Wednesday, February 01, 2006

Amazon Plogs

It appears Amazon.com has launched "Plogs" to the main Amazon home page. What are plogs? From the help page:
Your Amazon.com Plog is a personalized web log that appears on your customer home page. Every person's Plog is different (hence the name).

Posts in your Plog come from many sources, including authors of books you have purchased on Amazon.com.
Right now, my Amazon home page is completely taken over by "Greg's Plog". There are two articles in my Plog, one from Mark Frauenfelder announcing the Maker Faire (because I bought Make Magazine through Amazon) and one from Alan Schwartz about picking a mail server (because I bought "Practical Unix and Internet Security").

On the one hand, Plogs are an interesting attempt to allow readers closer contact with authors and artists. For example, I have read many O'Reilly books, and I read the blog O'Reilly Radar. That might indicate that I have some interest in what the authors and publishers of those books have to say.

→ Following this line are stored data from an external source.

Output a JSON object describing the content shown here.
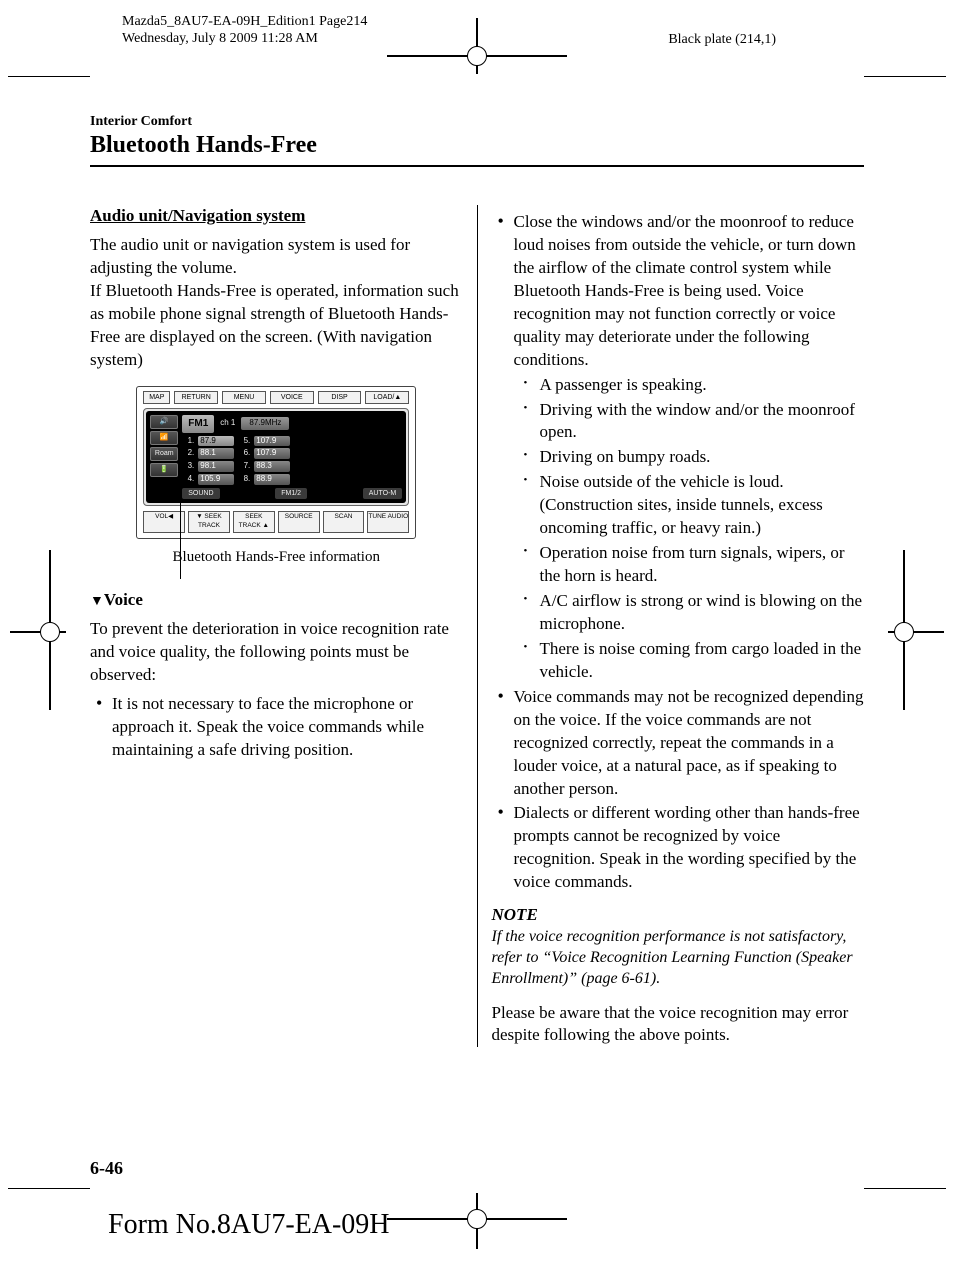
{
  "meta": {
    "doc_id_line": "Mazda5_8AU7-EA-09H_Edition1 Page214",
    "date_line": "Wednesday, July 8 2009 11:28 AM",
    "plate": "Black plate (214,1)"
  },
  "header": {
    "small": "Interior Comfort",
    "large": "Bluetooth Hands-Free"
  },
  "left": {
    "subhead": "Audio unit/Navigation system",
    "para": "The audio unit or navigation system is used for adjusting the volume.\nIf Bluetooth Hands-Free is operated, information such as mobile phone signal strength of Bluetooth Hands-Free are displayed on the screen. (With navigation system)",
    "fig_caption": "Bluetooth Hands-Free information",
    "voice_head": "Voice",
    "voice_intro": "To prevent the deterioration in voice recognition rate and voice quality, the following points must be observed:",
    "voice_bullet1": "It is not necessary to face the microphone or approach it. Speak the voice commands while maintaining a safe driving position."
  },
  "radio": {
    "top_buttons": [
      "MAP",
      "RETURN",
      "MENU",
      "VOICE",
      "DISP",
      "LOAD/▲"
    ],
    "band": "FM1",
    "ch": "ch  1",
    "freq": "87.9MHz",
    "presets": [
      {
        "n": "1.",
        "v": "87.9"
      },
      {
        "n": "5.",
        "v": "107.9"
      },
      {
        "n": "2.",
        "v": "88.1"
      },
      {
        "n": "6.",
        "v": "107.9"
      },
      {
        "n": "3.",
        "v": "98.1"
      },
      {
        "n": "7.",
        "v": "88.3"
      },
      {
        "n": "4.",
        "v": "105.9"
      },
      {
        "n": "8.",
        "v": "88.9"
      }
    ],
    "sound_row": {
      "left": "SOUND",
      "mid": "FM1/2",
      "right": "AUTO-M"
    },
    "bottom_buttons": [
      "VOL◀",
      "▼ SEEK TRACK",
      "SEEK TRACK ▲",
      "SOURCE",
      "SCAN",
      "TUNE AUDIO"
    ],
    "side_icons": [
      "🔊",
      "📶",
      "Roam",
      "🔋"
    ]
  },
  "right": {
    "bullet_close": "Close the windows and/or the moonroof to reduce loud noises from outside the vehicle, or turn down the airflow of the climate control system while Bluetooth Hands-Free is being used. Voice recognition may not function correctly or voice quality may deteriorate under the following conditions.",
    "sub": [
      "A passenger is speaking.",
      "Driving with the window and/or the moonroof open.",
      "Driving on bumpy roads.",
      "Noise outside of the vehicle is loud. (Construction sites, inside tunnels, excess oncoming traffic, or heavy rain.)",
      "Operation noise from turn signals, wipers, or the horn is heard.",
      "A/C airflow is strong or wind is blowing on the microphone.",
      "There is noise coming from cargo loaded in the vehicle."
    ],
    "bullet_voice": "Voice commands may not be recognized depending on the voice. If the voice commands are not recognized correctly, repeat the commands in a louder voice, at a natural pace, as if speaking to another person.",
    "bullet_dialect": "Dialects or different wording other than hands-free prompts cannot be recognized by voice recognition. Speak in the wording specified by the voice commands.",
    "note_head": "NOTE",
    "note_body": "If the voice recognition performance is not satisfactory, refer to “Voice Recognition Learning Function (Speaker Enrollment)” (page 6-61).",
    "closing": "Please be aware that the voice recognition may error despite following the above points."
  },
  "footer": {
    "page": "6-46",
    "form": "Form No.8AU7-EA-09H"
  }
}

On the other hand, the benefit of this isn't clear. If this works, people might come back to Amazon every day, like they come back to weblogs every day, to read the latest. But that has to be balanced with taking up the entire above the fold real estate on the Amazon home page, extremely valuable space, with content that is not directly related to finding and buying products.

In the end, I'm not sure this will work out. My wife's reaction when she saw her plog was, "Eww... I hate weblogs." Despite the delusions of self-importance in most of the blogosphere, I think this is the typical reaction to weblogs. Most people don't have time to read the poorly thought out, poorly written, stream of consciousness drivel that is slapped up on most weblogs every day. So they don't.

If that experience from weblogs transfers to Amazon Plogs, it means that the service will be popular among a smaller audience, fans and book fanatics, but not for the majority of Amazon shoppers who just want to shop and go.

See also my previous post, "The mainstream and saving people time".

Update: As if to drive the point home, the top "Greg's Plog" entry on my Amazon home page today actually said, "You'll find me writing about whatever thoughts are rolling around in my head at this particular moment in time ... without worrying whether or not what I'm writing might potentially aggravate, alienate or just plain confuse people who are simply wandering by." Mmm... crappy content. My favorite.

Update: Several days later, my plog content hasn't changed. Not only does this mean that the content is boring and irrelevant because it is stale, but also it seems to defeat the purpose of this feature, which I would assume would be to encourage me to return to the Amazon.com website every day. Geez, what is Amazon doing?